Мой первый выход в большой мир совпал с окончанием дежурства медсестры. Мы вместе вышли за ворота больницы.
Передо мной стояли три задачи:
а) на людей посмотреть и себя показать;
б) побывать на месте, где меня обнаружили;
в) повидаться с капитаном Бражко и рассказать ему о найденной визитной карточке, а заодно потребовать отчета, что было предпринято по моему делу.
Проводив девушку до остановки и посадив ее в трамвай, я остался один на один с городом. Анна объяснила, как лучше доехать до старогородского моста, но мне хотелось размяться, поэтому я решил отправиться туда пешком, тем более что это было не так уж и далеко, а времени — хоть отбавляй.
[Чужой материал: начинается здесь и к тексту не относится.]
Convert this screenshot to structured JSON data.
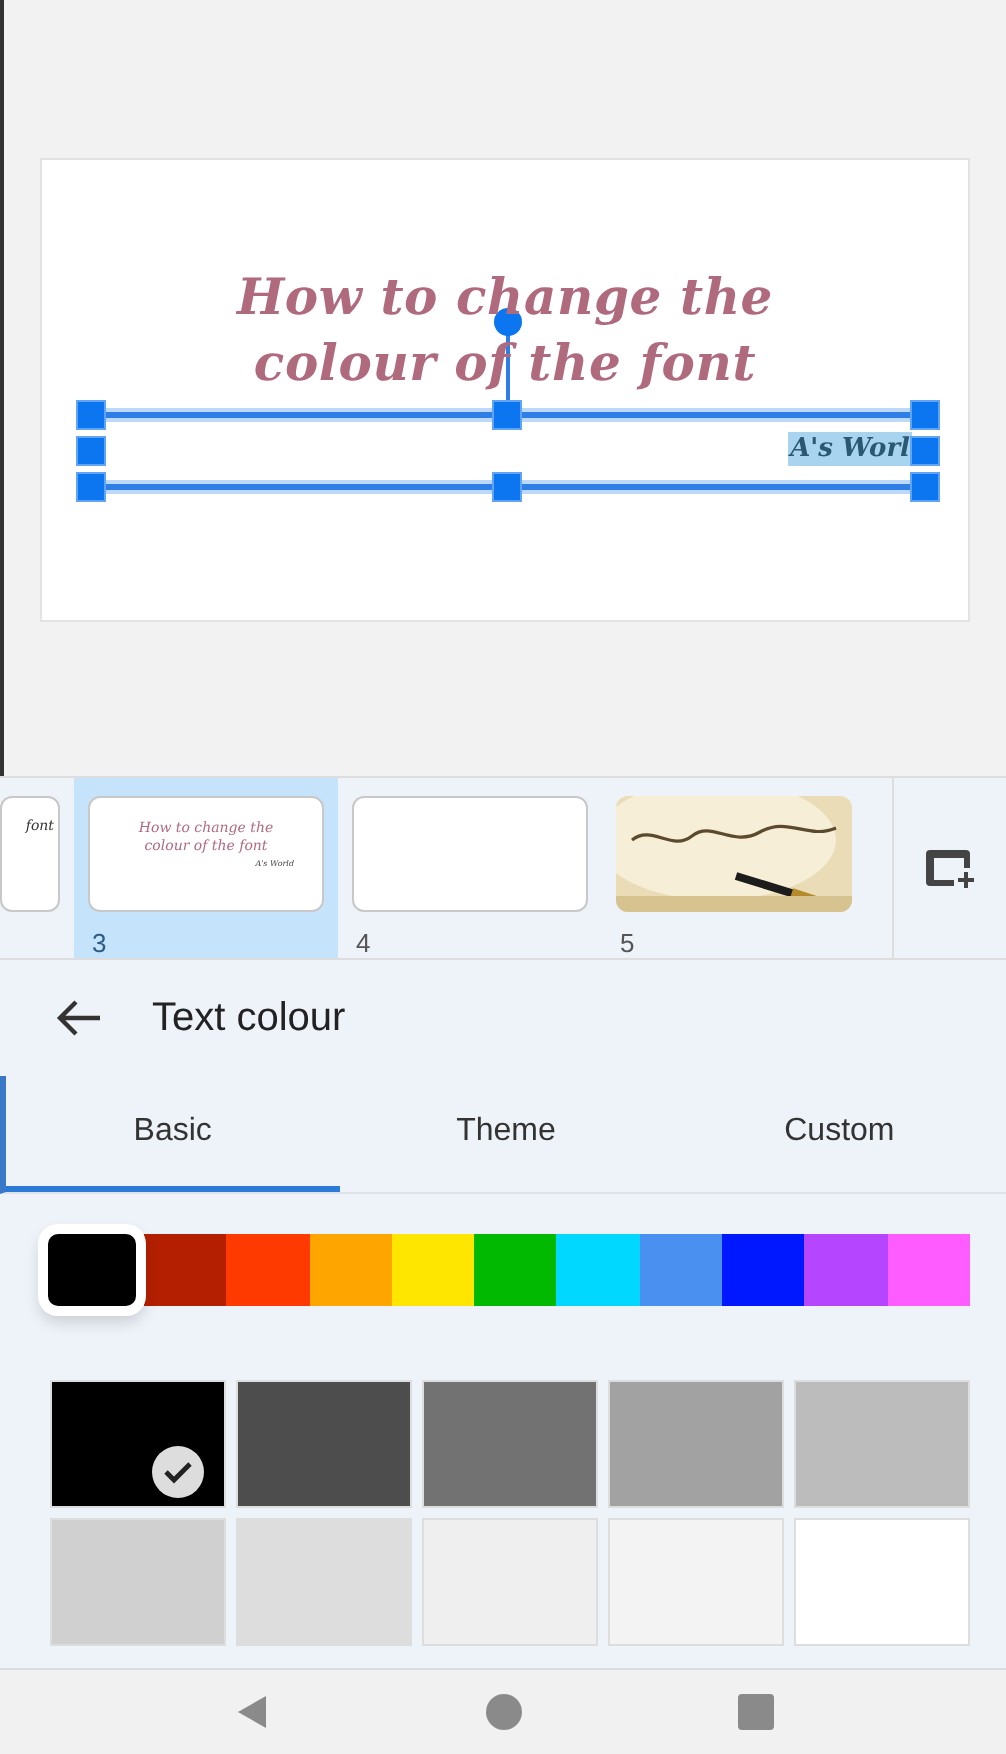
{
  "slide": {
    "title_lines": [
      "How to change the",
      "colour of the font"
    ],
    "textbox_text": "A's Worl"
  },
  "filmstrip": [
    {
      "kind": "partial",
      "texts": [
        "font"
      ],
      "selected": false
    },
    {
      "kind": "slide",
      "texts": [
        "How to change the",
        "colour of the font",
        "A's World"
      ],
      "number": "3",
      "selected": true
    },
    {
      "kind": "blank",
      "number": "4",
      "selected": false
    },
    {
      "kind": "picture",
      "number": "5",
      "selected": false
    }
  ],
  "panel": {
    "title": "Text colour"
  },
  "tabs": [
    {
      "label": "Basic",
      "selected": true
    },
    {
      "label": "Theme",
      "selected": false
    },
    {
      "label": "Custom",
      "selected": false
    }
  ],
  "hues": [
    {
      "color": "#000000",
      "selected": true
    },
    {
      "color": "#b31f00",
      "selected": false
    },
    {
      "color": "#ff3a00",
      "selected": false
    },
    {
      "color": "#ffa500",
      "selected": false
    },
    {
      "color": "#ffe600",
      "selected": false
    },
    {
      "color": "#00b900",
      "selected": false
    },
    {
      "color": "#00d8ff",
      "selected": false
    },
    {
      "color": "#4a90f0",
      "selected": false
    },
    {
      "color": "#0018ff",
      "selected": false
    },
    {
      "color": "#b545ff",
      "selected": false
    },
    {
      "color": "#ff5cff",
      "selected": false
    }
  ],
  "shades": [
    {
      "color": "#000000",
      "selected": true
    },
    {
      "color": "#4d4d4d",
      "selected": false
    },
    {
      "color": "#727272",
      "selected": false
    },
    {
      "color": "#a2a2a2",
      "selected": false
    },
    {
      "color": "#bcbcbc",
      "selected": false
    },
    {
      "color": "#d0d0d0",
      "selected": false
    },
    {
      "color": "#dddddd",
      "selected": false
    },
    {
      "color": "#efefef",
      "selected": false
    },
    {
      "color": "#f3f3f3",
      "selected": false
    },
    {
      "color": "#ffffff",
      "selected": false
    }
  ]
}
Я шел в толпе спешащих куда-то по своим делам пешеходов. Нельзя сказать, что я чувствовал себя совсем плохо. Приятно было наконец оказаться на воле после насквозь пропитанной фармацевтическими снадобьями и энергетикой расстроенной человеческой психики больничной атмосферы, вдоволь надышаться запахом выхлопных газов ползущих по улицам автомобилей, ибо я, несомненно, относился к числу городских жителей, у которых от избытка озона начинает болеть голова. Так что пока мне было хорошо. Только где-то из подсознания скользкой змейкой уже пыталась выползти предательская мысль, что это мое состояние ненадолго, что все еще очень эфемерно и скоро закончится. В понедельник меня выпишут, и когда я снова окажусь за воротами, то на смену призрачному чувству свободы и опьянения городской суетой придет всепоглощающее чувство одиночества и неприкаянности, а вся эта цветовая гамма — яркие краски рекламных билбордов, улыбающиеся и серьезные лица людей — очень скоро сольется в некую серую, равнодушную к моей судьбе, а точнее, злобную харю, от которой захочется бежать сломя голову. Не последний вопрос: куда?